If many homes plug in electric cars for charging even just at night, it
will blow the substation fuses at best. There was an incident in Luton
some years ago where a large number of gas meters were destroyed when
a high pressure gas main was accidentally connected to the street
supply, and the gas had to be disconnected from a housing estate for
some days whilst all the gas meters and regulators were replaced. The
gas company dropped off a 2kW fan heater at each house. Then they all
lost their electrical power when the substation transformer literally
blew up.

Changing the power distribution for vehicles from petrol tankers over
to electricity supply network will require a significant upgrade of
the supply network, never mind the generation plant.
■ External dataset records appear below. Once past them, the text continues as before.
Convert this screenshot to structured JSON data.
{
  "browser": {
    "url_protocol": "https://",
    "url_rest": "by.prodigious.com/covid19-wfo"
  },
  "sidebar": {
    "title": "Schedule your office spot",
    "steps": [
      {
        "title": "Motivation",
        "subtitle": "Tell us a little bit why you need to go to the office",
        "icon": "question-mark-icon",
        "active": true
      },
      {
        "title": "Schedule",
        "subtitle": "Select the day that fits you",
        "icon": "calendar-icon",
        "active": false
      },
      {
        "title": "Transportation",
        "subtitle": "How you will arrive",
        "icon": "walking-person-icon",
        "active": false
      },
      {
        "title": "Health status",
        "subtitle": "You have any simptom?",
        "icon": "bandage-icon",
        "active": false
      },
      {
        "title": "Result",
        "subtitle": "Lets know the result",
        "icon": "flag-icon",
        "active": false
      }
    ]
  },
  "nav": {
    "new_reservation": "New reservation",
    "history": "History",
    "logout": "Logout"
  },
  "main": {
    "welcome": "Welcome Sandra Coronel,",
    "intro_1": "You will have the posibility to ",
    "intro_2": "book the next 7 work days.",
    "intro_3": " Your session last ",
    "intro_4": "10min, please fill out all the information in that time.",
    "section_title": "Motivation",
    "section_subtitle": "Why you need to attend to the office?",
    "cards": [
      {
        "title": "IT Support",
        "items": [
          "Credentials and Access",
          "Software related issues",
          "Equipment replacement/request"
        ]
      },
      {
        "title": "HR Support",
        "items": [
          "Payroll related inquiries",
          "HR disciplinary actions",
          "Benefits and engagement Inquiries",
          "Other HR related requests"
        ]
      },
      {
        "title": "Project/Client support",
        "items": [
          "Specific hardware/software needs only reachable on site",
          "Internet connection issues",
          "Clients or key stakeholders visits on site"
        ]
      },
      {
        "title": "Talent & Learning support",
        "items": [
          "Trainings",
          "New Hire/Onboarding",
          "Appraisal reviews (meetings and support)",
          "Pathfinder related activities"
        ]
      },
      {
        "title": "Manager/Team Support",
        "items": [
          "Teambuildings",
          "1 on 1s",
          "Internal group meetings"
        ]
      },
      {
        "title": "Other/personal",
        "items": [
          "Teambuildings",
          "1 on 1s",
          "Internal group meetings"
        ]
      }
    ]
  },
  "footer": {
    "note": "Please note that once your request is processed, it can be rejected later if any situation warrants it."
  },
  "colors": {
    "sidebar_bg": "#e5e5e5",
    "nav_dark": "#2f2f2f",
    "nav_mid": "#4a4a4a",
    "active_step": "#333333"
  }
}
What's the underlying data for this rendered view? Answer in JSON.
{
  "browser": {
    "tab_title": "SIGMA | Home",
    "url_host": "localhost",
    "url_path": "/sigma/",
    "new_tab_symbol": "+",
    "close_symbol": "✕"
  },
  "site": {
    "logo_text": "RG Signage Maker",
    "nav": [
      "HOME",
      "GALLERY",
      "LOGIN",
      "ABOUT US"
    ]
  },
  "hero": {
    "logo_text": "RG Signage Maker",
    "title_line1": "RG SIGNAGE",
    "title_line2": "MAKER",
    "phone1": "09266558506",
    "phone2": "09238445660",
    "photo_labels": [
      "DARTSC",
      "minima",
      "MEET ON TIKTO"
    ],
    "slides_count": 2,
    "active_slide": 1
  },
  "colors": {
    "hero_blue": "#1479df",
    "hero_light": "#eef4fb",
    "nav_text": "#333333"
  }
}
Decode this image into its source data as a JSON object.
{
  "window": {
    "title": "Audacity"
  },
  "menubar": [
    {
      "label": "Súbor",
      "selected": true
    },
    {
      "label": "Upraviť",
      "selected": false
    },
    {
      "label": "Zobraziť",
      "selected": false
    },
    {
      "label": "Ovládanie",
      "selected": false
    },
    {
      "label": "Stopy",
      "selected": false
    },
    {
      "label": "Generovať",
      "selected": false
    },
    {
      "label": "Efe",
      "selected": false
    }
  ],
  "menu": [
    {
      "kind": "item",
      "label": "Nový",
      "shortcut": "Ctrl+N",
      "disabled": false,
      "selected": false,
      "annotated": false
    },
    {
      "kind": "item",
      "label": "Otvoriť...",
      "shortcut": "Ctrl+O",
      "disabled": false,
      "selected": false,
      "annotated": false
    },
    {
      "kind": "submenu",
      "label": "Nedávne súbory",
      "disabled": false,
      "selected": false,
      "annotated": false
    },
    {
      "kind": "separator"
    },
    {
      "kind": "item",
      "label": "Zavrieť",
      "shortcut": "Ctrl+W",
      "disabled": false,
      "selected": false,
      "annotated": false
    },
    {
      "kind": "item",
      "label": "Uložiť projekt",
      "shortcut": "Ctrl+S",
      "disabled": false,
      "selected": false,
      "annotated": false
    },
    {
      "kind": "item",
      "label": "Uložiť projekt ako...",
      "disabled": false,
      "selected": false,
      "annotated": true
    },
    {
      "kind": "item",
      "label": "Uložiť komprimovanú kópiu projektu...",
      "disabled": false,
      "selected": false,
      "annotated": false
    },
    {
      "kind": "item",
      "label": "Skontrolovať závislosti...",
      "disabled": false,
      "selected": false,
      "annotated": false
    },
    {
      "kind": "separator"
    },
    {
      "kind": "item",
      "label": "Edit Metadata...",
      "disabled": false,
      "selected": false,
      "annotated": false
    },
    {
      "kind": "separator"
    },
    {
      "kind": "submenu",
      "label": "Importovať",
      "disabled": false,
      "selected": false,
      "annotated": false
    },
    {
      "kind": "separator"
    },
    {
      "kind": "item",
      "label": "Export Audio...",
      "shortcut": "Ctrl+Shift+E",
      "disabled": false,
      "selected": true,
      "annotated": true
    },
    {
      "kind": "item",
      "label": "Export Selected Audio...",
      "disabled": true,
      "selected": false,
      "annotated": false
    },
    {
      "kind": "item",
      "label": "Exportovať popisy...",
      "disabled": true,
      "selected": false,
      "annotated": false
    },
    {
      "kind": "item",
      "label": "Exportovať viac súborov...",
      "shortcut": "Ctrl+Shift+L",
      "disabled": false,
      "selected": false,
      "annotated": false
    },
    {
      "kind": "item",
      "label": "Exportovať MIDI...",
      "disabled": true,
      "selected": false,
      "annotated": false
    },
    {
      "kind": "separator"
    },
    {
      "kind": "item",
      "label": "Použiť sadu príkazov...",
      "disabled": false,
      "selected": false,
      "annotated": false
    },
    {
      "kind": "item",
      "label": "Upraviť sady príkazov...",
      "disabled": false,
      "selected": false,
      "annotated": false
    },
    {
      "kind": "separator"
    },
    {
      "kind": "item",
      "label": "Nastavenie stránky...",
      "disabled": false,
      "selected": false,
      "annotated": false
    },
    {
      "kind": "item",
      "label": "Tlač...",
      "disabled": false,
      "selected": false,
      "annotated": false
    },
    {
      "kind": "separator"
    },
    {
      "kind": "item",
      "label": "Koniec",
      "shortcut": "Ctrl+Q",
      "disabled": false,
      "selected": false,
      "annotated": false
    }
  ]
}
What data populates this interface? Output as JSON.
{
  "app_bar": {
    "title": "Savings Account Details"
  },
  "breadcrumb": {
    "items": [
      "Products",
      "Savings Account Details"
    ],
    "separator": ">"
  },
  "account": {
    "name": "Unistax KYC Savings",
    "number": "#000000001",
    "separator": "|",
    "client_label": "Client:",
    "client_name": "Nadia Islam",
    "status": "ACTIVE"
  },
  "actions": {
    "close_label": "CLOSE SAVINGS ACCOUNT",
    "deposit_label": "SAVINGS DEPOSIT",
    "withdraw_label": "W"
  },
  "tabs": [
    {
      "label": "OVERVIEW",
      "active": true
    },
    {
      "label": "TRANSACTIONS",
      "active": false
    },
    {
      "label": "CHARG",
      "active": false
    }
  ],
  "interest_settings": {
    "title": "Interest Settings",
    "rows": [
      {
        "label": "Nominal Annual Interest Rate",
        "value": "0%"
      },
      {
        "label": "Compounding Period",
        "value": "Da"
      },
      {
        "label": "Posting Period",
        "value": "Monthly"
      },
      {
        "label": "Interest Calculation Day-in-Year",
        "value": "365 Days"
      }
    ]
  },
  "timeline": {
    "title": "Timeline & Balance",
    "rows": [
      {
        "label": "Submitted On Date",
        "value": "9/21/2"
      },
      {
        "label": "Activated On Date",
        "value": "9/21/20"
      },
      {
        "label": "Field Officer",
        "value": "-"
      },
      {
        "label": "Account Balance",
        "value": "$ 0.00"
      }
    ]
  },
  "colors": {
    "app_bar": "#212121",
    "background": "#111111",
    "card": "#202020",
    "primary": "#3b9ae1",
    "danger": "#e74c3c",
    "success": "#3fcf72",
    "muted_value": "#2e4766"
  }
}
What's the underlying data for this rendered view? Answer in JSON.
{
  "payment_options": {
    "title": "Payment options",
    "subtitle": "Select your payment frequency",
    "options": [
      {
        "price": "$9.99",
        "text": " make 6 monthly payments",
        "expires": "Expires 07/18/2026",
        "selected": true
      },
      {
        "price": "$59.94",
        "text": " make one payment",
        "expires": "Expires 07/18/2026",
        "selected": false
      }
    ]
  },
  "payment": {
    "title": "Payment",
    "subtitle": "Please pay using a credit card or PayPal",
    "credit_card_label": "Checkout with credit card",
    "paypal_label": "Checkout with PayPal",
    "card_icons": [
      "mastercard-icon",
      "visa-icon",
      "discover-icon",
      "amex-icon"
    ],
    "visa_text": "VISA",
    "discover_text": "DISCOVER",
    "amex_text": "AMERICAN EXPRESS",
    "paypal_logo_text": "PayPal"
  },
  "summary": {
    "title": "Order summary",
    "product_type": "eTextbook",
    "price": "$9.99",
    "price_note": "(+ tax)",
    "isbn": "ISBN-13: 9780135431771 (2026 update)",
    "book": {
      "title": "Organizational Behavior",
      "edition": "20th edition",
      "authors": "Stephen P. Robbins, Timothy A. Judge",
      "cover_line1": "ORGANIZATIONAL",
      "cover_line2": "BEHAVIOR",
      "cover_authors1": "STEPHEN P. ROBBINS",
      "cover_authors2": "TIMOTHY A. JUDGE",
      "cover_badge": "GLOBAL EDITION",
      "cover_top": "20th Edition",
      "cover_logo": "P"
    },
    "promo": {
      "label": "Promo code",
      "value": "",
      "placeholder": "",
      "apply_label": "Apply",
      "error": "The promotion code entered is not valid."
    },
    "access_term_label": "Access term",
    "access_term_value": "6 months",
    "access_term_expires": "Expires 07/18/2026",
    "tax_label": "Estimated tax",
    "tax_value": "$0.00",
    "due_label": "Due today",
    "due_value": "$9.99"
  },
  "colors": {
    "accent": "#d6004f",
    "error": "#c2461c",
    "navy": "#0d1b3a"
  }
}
The one thing here though is, unlike the 2kW heaters example, it's not
all going to happen at once - unless the government do something to
intervene.

32A single phase is 7.3kW and a full 11 hour charge at that rate (Model
S) equates to over 250 miles of driving (winter heating not factored)
IIRC. So you won't have the situation where everyone is fully charging
every night.

Also those 2kW heaters would have been on in the evening at the same
time as all the normal load.

Clearly you're right that ultimately, the system will need upgrading -
but I think there's going to be time to deal with that provided people
do actually charge the things overnight on cheap rate.

I'd say the biggest problem is the generating capacity and the
"destination" and superchargers that will get used heavily in the day.
In London, there are a number of day time charging points springing up
that generally have a Nissan jacked in all day while someone is at teh
office. Trivial number now, but it could grow.